Przekręcamy stacyjkę i…
A jak jazda? Po pierwsze auto jest miękkie – w końcu to konstrukcja na resorach, ale mimo to przeciętnie wygodne. Co ciekawe, na wybojach do uszu nie dochodzi zbyt dużo „świerszczy”. Fotele są twarde, choć na takie nie wyglądają. Czułem się, jakbym siedział na starym fotelu babci, z którego wyłażą sprężyny. Kierownica jest ogromna i -przynajmniej mnie nie udało się żadnego regulatora wysokości znaleźć – w żaden sposób nieustawialna, przez co osoby niższe (mam 174 cm wzrostu) raczej odpowiedniej pozycji tu nie uświadczą. Podczas jazdy miałem wrażenie, że leżę na „fajerze”, żeby cokolwiek widzieć.
Silnik pracuje dość głośno, ale miło dla ucha. Przyspieszenie jest akceptowalne. W ruchu drogowym można jechać równo ze wszystkimi nie przekraczając 3 tys. obr./min. Powyżej 80 km/h zaczyna być słyszalny tylny most, ale to akurat ciepło kojarzy mi się z moim Mercedes W123. Hamulce? Są i to z przodu i z tyłu tarczowe. Mimo to czuć, że lepiej nie hamować w ostatniej chwili. Nie wiem jak spisywałby się egzemplarz wyposażony w pompę Lukasa – wtedy miałby z tyłu bębny. Jedni twierdzą, że lepiej, ale logicznym jest, że niekoniecznie…

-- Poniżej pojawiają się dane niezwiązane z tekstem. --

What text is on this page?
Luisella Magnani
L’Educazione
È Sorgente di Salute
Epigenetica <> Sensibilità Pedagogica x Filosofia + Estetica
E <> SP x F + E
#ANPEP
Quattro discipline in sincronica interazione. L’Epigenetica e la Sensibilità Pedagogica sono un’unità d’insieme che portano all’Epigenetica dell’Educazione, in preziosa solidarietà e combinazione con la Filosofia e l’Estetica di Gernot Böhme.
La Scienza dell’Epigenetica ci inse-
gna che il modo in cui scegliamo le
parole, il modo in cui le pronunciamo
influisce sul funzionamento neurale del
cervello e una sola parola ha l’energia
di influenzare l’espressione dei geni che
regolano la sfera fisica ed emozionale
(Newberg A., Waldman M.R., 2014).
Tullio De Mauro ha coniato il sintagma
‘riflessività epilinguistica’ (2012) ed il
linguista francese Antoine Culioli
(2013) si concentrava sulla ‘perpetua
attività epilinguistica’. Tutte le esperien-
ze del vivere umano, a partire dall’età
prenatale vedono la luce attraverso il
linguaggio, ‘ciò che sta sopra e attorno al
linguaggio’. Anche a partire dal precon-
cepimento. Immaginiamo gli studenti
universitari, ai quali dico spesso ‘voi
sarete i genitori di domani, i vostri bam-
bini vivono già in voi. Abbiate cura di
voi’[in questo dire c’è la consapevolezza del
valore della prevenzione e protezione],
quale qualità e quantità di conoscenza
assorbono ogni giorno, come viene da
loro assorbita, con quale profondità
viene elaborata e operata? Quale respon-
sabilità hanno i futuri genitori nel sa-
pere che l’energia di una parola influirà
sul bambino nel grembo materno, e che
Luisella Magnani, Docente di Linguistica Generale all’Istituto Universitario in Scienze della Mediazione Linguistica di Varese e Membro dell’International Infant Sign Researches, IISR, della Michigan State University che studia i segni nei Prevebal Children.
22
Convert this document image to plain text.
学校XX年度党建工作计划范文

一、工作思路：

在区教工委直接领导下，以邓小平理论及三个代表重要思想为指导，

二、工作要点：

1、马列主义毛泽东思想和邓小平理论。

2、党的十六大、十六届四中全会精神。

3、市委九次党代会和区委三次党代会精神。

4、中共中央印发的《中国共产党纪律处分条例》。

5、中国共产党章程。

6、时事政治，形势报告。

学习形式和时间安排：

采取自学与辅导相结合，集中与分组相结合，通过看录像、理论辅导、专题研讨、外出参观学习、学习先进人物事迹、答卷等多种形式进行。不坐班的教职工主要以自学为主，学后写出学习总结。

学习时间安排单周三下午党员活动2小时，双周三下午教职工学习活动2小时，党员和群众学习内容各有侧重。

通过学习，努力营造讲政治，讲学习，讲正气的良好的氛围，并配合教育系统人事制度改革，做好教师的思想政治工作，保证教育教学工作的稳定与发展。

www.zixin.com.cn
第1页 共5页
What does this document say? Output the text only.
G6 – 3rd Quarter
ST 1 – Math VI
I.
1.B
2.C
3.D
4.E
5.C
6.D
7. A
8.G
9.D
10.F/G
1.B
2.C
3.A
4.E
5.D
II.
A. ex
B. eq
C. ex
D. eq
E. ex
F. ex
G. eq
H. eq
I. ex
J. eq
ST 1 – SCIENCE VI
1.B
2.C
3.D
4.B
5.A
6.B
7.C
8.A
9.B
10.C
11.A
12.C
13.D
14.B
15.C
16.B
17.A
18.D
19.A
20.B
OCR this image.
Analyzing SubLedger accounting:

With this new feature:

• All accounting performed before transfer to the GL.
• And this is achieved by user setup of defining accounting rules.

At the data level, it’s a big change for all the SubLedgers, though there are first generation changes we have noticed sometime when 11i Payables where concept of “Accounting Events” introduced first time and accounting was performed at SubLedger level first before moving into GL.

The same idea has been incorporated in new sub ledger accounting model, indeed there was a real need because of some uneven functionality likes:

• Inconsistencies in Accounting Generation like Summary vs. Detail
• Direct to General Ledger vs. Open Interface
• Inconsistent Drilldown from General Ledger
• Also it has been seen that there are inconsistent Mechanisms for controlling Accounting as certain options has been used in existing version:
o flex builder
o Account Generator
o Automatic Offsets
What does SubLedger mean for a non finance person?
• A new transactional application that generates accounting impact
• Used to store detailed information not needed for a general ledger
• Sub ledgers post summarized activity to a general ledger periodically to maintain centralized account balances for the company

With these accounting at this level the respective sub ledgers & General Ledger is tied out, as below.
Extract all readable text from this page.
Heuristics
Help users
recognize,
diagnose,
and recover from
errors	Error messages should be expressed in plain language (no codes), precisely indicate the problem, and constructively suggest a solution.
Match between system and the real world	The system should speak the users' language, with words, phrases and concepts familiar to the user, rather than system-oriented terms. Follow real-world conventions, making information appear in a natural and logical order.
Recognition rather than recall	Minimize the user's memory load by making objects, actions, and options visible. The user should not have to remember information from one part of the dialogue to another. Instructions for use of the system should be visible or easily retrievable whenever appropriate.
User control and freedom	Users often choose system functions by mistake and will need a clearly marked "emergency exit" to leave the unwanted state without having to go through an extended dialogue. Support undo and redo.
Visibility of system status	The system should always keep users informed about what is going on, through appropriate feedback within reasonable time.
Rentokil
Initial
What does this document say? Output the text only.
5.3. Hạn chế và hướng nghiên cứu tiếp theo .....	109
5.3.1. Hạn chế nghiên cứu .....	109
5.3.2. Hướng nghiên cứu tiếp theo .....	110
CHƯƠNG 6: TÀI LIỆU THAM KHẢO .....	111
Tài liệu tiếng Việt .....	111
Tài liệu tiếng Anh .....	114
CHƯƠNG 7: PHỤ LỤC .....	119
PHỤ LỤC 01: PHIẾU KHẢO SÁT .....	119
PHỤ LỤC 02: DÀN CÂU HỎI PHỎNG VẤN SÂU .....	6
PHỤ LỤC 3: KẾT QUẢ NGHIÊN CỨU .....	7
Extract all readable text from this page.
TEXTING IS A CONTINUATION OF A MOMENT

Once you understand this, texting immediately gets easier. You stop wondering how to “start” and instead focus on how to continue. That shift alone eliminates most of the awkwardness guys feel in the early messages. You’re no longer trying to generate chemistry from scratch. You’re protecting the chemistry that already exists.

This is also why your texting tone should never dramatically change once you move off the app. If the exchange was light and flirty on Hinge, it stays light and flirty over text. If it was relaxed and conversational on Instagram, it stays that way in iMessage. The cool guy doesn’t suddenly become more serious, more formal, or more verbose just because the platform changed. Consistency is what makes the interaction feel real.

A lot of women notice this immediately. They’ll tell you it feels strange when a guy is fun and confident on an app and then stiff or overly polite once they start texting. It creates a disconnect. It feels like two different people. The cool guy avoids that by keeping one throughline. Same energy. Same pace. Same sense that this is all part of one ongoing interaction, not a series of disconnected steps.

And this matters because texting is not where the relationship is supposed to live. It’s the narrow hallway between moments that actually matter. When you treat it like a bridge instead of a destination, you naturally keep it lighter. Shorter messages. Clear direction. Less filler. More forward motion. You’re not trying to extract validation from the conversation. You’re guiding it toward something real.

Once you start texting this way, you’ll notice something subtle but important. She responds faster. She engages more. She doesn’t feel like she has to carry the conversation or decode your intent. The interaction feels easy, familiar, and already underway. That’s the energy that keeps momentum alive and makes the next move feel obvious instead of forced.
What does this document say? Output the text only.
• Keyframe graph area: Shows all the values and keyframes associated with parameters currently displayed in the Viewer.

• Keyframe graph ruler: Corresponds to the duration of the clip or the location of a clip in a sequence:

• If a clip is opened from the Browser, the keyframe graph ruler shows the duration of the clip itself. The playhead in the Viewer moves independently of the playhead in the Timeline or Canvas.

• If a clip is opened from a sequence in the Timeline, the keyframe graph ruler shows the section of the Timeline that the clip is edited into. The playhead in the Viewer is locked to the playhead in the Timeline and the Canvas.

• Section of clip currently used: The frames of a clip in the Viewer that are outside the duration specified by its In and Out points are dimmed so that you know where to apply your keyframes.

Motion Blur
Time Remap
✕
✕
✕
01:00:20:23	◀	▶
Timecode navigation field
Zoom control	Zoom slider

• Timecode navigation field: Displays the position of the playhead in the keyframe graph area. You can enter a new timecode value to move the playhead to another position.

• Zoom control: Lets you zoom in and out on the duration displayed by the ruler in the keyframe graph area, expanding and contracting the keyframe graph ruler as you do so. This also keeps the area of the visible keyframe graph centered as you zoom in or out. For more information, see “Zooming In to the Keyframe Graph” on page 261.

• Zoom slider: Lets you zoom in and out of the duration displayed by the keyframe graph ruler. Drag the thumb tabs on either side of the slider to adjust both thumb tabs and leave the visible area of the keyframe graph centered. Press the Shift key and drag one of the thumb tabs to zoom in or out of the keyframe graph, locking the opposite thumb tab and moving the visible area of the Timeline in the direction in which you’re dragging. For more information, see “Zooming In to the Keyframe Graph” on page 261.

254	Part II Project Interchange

No dobrze, ale czy to wszystko ma znaczenie? Patrzysz sobie na oldschoolowo wyglądające wskaźniki z cały czas bujającą się wskazówką ilości paliwa w baku, trzymasz cienką i twardo chodzącą kierownicę, zmieniasz biegi dość precyzyjnie chodzącym krótkim lewarkiem i jedziesz ku przygodzie.

Werdykt
Na co dzień odradzam to auto. Jest już zbyt przestarzałe, do tego kiepsko zabezpieczone antykorozyjne i ciężkie do zaparkowania czy manewrowania w wąskich uliczkach. Ma za to swój klimat polskiej motoryzacji. Jedynej, jaką mieliśmy, czy nam się to podoba czy nie. Dlatego na weekendowe przejażdżki warto poszukać Poldka. Póki co w granicach 10 tys. zł trafiają się jeszcze Borowicze. Może to ostatnia szansa, żeby poczuć się jak porucznik z „07 zgłoś się”.
Adam Gieras
P.S. smród przestał mi przeszkadzać po jakimiś czasie, ale jak wysiadłem z auta to kręciło mi się lekko w głowie. Czy każdy Poldek pachnie w środku wachą?
P.S.2 zachęciłem Was do polowania na to auto? ;)
Dzięki Panek za zorganizowanie testu!